よりよい老後生活へ 後見制度や遺言書を 東京共同住宅協がセミナー
住宅新報 2013年3月5日 号 10面

セミナー風景
東京共同住宅協会はこのほど、都内で地主や大家を対象に、成年後見制度をテーマにしたセミナーを開催した(写真)。司法書士の太田垣章子氏が講師を務め、成年後見制度には大きく分けて法定と任意の2つがあることや、後見人の役割、手続きについて説明した。
太田垣氏は、法定後見の手続きの中で、「申し立てができるのは夫・妻や4親等以内の親族などだが、一定の条件を満たすと市町村長も申し立てできる。例えば、アパートの入居者が認知症になって身内もいない場合、市町村長から手続きをとってもらうことで、滞納家賃を回収する方法もある」と述べた。

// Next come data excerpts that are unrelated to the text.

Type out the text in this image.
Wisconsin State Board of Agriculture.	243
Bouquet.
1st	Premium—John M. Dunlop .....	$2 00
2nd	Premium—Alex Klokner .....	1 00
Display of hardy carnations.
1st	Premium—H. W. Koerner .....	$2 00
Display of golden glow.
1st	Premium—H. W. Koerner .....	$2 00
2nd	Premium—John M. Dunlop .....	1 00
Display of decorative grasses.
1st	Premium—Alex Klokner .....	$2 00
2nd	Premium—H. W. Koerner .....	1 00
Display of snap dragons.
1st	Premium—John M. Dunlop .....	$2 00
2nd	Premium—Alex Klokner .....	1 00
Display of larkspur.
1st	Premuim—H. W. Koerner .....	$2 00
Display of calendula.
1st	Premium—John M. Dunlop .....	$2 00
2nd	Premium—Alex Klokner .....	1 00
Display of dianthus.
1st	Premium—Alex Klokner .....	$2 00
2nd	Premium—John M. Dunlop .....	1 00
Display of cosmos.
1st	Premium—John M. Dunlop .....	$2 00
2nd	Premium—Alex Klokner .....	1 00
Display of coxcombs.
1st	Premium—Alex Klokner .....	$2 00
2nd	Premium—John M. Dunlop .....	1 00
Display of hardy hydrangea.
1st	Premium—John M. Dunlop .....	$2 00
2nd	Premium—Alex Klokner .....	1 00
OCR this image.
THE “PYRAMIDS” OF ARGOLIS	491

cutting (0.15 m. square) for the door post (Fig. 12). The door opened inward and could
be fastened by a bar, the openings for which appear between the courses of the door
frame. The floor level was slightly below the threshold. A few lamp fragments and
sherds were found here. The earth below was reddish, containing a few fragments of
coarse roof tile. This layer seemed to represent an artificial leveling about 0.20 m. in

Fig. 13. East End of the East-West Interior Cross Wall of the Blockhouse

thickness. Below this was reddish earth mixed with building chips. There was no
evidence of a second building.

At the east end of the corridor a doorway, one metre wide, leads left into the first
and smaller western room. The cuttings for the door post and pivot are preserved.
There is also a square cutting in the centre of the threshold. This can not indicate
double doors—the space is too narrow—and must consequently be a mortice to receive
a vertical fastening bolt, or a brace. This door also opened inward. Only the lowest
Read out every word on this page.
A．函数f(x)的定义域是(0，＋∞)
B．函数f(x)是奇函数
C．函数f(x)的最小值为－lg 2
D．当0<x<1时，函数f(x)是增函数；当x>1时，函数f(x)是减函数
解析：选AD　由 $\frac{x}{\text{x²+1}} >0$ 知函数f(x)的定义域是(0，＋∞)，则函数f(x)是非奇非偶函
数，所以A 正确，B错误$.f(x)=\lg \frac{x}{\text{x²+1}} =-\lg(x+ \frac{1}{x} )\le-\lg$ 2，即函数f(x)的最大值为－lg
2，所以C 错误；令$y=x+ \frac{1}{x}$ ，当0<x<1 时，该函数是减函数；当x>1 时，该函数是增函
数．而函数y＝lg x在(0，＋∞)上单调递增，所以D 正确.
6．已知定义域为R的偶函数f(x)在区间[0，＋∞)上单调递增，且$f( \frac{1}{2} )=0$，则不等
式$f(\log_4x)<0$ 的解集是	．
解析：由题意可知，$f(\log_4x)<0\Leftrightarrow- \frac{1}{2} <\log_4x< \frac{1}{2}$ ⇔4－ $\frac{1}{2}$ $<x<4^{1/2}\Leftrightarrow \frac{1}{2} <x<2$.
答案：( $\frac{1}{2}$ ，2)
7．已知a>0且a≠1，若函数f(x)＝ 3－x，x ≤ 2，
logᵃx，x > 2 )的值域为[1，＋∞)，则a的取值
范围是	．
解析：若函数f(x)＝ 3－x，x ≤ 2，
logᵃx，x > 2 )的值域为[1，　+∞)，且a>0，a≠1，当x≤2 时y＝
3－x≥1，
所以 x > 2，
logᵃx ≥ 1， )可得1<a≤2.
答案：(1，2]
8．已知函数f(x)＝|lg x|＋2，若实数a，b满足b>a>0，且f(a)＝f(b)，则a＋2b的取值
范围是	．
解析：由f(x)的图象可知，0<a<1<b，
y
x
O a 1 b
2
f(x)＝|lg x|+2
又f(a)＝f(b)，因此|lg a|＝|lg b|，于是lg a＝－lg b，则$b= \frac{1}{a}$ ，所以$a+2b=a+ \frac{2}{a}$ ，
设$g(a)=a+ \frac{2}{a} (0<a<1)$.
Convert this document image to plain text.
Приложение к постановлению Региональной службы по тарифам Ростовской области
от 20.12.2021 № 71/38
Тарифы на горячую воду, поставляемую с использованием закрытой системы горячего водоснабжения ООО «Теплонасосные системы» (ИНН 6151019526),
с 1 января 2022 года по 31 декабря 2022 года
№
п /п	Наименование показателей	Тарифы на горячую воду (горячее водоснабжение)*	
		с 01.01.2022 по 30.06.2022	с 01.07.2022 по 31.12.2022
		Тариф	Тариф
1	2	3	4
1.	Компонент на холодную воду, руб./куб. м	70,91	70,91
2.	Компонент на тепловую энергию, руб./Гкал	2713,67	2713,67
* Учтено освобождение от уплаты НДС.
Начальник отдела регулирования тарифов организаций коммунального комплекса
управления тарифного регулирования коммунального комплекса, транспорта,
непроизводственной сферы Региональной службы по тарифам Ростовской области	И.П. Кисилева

また、「任意後見は自分の判断能力が衰えた時に備えて、あらかじめ自分の希望する人を保護者(任意後見人)に選び、将来の財産や身の回りのことについて具体的な希望をその保護者に頼んでおくことができる」と説明。任意後見人を選ぶポイントとして、人間的にも経済的にも絶対に信頼できる人であることや、自分よりも20歳ほど年下が望ましいこと、報酬についても話し合える人などを挙げた。